Cillian Murphy blows everyone out of the water, no surprise there. The only thing outrageous about his acting at this point is the utter lack of recognition for the work he’s done with the Tommy Shelby character. The once tightly checked control of the “man for whom forbidding is forbidden” is ruined by his reliance on opiates to quell a mysterious illness. Visions of his dead wife Grace pervade every moment of rest, enticing him into the lull of easeful death. The fierce emotionality burning beneath the cool blue-eyed stare—this is Murphy at his best.

Paul Anderson as Arthur Shelby

Equally great is Helen McCrory in her role as aunt and family matriarch Polly Gray. Much can be said, to its discredit, about the show’s fixation on the masculine, the machismo of it all. But perhaps the only character rivaling Tommy Shelby’s place in “Peaky” the pantheon is Polly. McCrory serves as the much-needed dose of Woman in Control on the show—and she does it with scorching relish.
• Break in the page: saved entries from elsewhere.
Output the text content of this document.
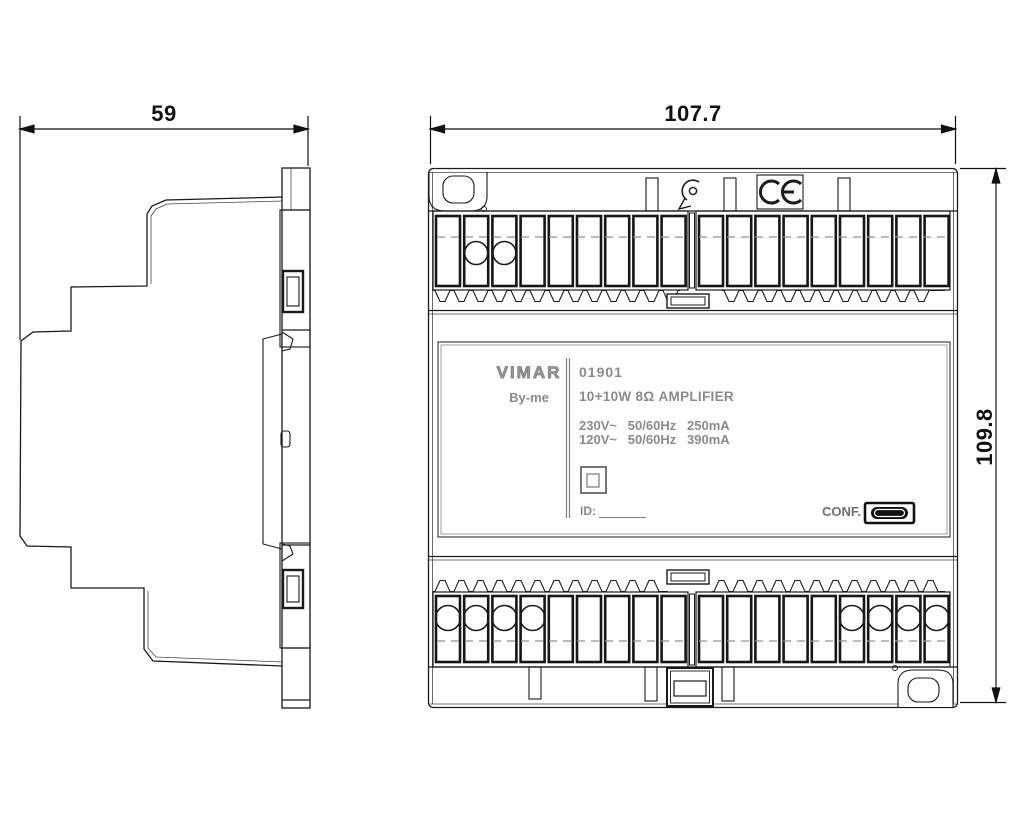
59	107.7
109.8
VIMAR
By-me
01901
10+10W 8Ω AMPLIFIER
230V~   50/60Hz   250mA
120V~   50/60Hz   390mA
ID:	CONF.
Paul Anderson’s work this season as Tommy’s older brother Arthur, however, is especially superb. Anderson’s performance is the culmination of an entire series’ worth of coiled anticipation. Arthur Shelby is a grenade wrapped inside a fist with the pin pulled out. What is constantly contained within Tommy is almost never so in Arthur. But for all the literal face-slashing hail of machine-gun fire, Anderson tempers his portrayal with great depth, at once mercurial and pitifully childlike.
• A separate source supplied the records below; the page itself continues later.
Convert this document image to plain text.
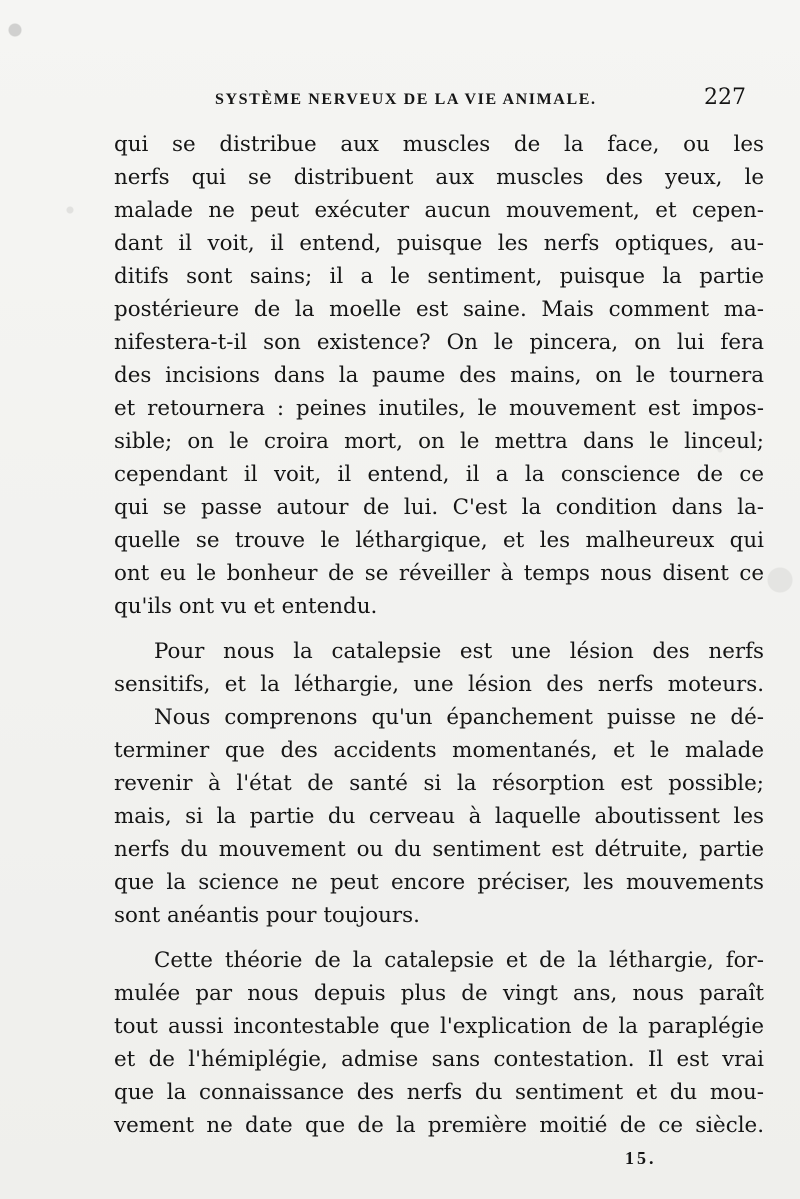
SYSTÈME NERVEUX DE LA VIE ANIMALE.	227
qui se distribue aux muscles de la face, ou les
nerfs qui se distribuent aux muscles des yeux, le
malade ne peut exécuter aucun mouvement, et cepen-
dant il voit, il entend, puisque les nerfs optiques, au-
ditifs sont sains; il a le sentiment, puisque la partie
postérieure de la moelle est saine. Mais comment ma-
nifestera-t-il son existence? On le pincera, on lui fera
des incisions dans la paume des mains, on le tournera
et retournera : peines inutiles, le mouvement est impos-
sible; on le croira mort, on le mettra dans le linceul;
cependant il voit, il entend, il a la conscience de ce
qui se passe autour de lui. C'est la condition dans la-
quelle se trouve le léthargique, et les malheureux qui
ont eu le bonheur de se réveiller à temps nous disent ce
qu'ils ont vu et entendu.
Pour nous la catalepsie est une lésion des nerfs
sensitifs, et la léthargie, une lésion des nerfs moteurs.
Nous comprenons qu'un épanchement puisse ne dé-
terminer que des accidents momentanés, et le malade
revenir à l'état de santé si la résorption est possible;
mais, si la partie du cerveau à laquelle aboutissent les
nerfs du mouvement ou du sentiment est détruite, partie
que la science ne peut encore préciser, les mouvements
sont anéantis pour toujours.
Cette théorie de la catalepsie et de la léthargie, for-
mulée par nous depuis plus de vingt ans, nous paraît
tout aussi incontestable que l'explication de la paraplégie
et de l'hémiplégie, admise sans contestation. Il est vrai
que la connaissance des nerfs du sentiment et du mou-
vement ne date que de la première moitié de ce siècle.
15.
As the finale draws to a dread-inducing close, the fate of the Shelby family is left ambiguous in a tense cliffhanger even more trying than the third season’s.

Season 6?

No news on a renewal for Season 6 yet, but fans can look forward to more of deliciously stylish visuals and choice track listings, which include the likes of the late great David Bowie, Nick Cave, the Arctic Monkeys and Anna Calvi, in the future.

Birmingham-born showrunner Steven Knight intends to bookend the series with the two World Wars, ending the show “with the first air raid siren in Birmingham in 1940.”

“We are definitely doing six and we will probably do seven,” Knight told Birmingham Press Club in 2018.